Q: What are you doing now, and what is the most enjoyable part of your job?
A: Today, I am a paleontologist and collections manager at the Raymond M. Alf Museum of Paleontology, Claremont, CA. It’s my job to take care of 200,000 fossil specimens. I also do some research, where my focus is fossil marine mammals, especially desmostylians, a weird, hippo-like animal! I would say teaching is the most enjoyable part of my job. Getting the chance to find new and fun ways to get people to enjoy science and make it accessible to all is awesome. Seeing people at events smile and say how cool something is just puts a giant smile on my face and makes it all worth it.
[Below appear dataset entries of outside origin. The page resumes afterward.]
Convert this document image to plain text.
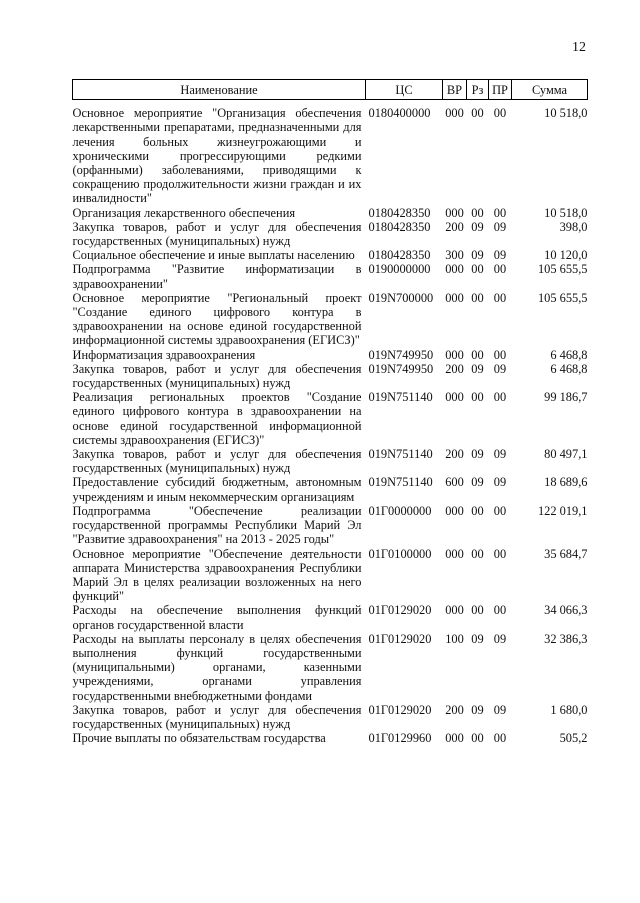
12
Наименование	ЦС	ВР	Рз	ПР	Сумма

Основное мероприятие "Организация обеспечения лекарственными препаратами, предназначенными для лечения больных жизнеугрожающими и хроническими прогрессирующими редкими (орфанными) заболеваниями, приводящими к сокращению продолжительности жизни граждан и их инвалидности"	0180400000	000	00	00	10 518,0
Организация лекарственного обеспечения	0180428350	000	00	00	10 518,0
Закупка товаров, работ и услуг для обеспечения государственных (муниципальных) нужд	0180428350	200	09	09	398,0
Социальное обеспечение и иные выплаты населению	0180428350	300	09	09	10 120,0
Подпрограмма "Развитие информатизации в здравоохранении"	0190000000	000	00	00	105 655,5
Основное мероприятие "Региональный проект "Создание единого цифрового контура в здравоохранении на основе единой государственной информационной системы здравоохранения (ЕГИСЗ)"	019N700000	000	00	00	105 655,5
Информатизация здравоохранения	019N749950	000	00	00	6 468,8
Закупка товаров, работ и услуг для обеспечения государственных (муниципальных) нужд	019N749950	200	09	09	6 468,8
Реализация региональных проектов "Создание единого цифрового контура в здравоохранении на основе единой государственной информационной системы здравоохранения (ЕГИСЗ)"	019N751140	000	00	00	99 186,7
Закупка товаров, работ и услуг для обеспечения государственных (муниципальных) нужд	019N751140	200	09	09	80 497,1
Предоставление субсидий бюджетным, автономным учреждениям и иным некоммерческим организациям	019N751140	600	09	09	18 689,6
Подпрограмма "Обеспечение реализации государственной программы Республики Марий Эл "Развитие здравоохранения" на 2013 - 2025 годы"	01Г0000000	000	00	00	122 019,1
Основное мероприятие "Обеспечение деятельности аппарата Министерства здравоохранения Республики Марий Эл в целях реализации возложенных на него функций"	01Г0100000	000	00	00	35 684,7
Расходы на обеспечение выполнения функций органов государственной власти	01Г0129020	000	00	00	34 066,3
Расходы на выплаты персоналу в целях обеспечения выполнения функций государственными (муниципальными) органами, казенными учреждениями, органами управления государственными внебюджетными фондами	01Г0129020	100	09	09	32 386,3
Закупка товаров, работ и услуг для обеспечения государственных (муниципальных) нужд	01Г0129020	200	09	09	1 680,0
Прочие выплаты по обязательствам государства	01Г0129960	000	00	00	505,2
Q: What has been the biggest challenge in your career to date?
A: A combination of two things, depression and imposter syndrome. Paleontology wasn’t always my career path. After graduating as a premed, things got bad, but I eventually found my passion in paleontology and education. A career change in my mid-twenties was probably the best decision of my life, but it didn’t cure everything. Managing my depression can be very tiring sometimes. Some days I just don’t have the energy to do anything which really affects my job and my research. Luckily, I have a great doctor and an amazing support group in my family, friends, and colleagues to help me.
Q: What are you hopeful of in the future?
A: My hope for the future is to see a world where critical thinking comes first. A world where science is not only appreciated, but understood by all. It might be sappy and little naïve, but I spend a lot of time in the dark, so I picture a world full of light.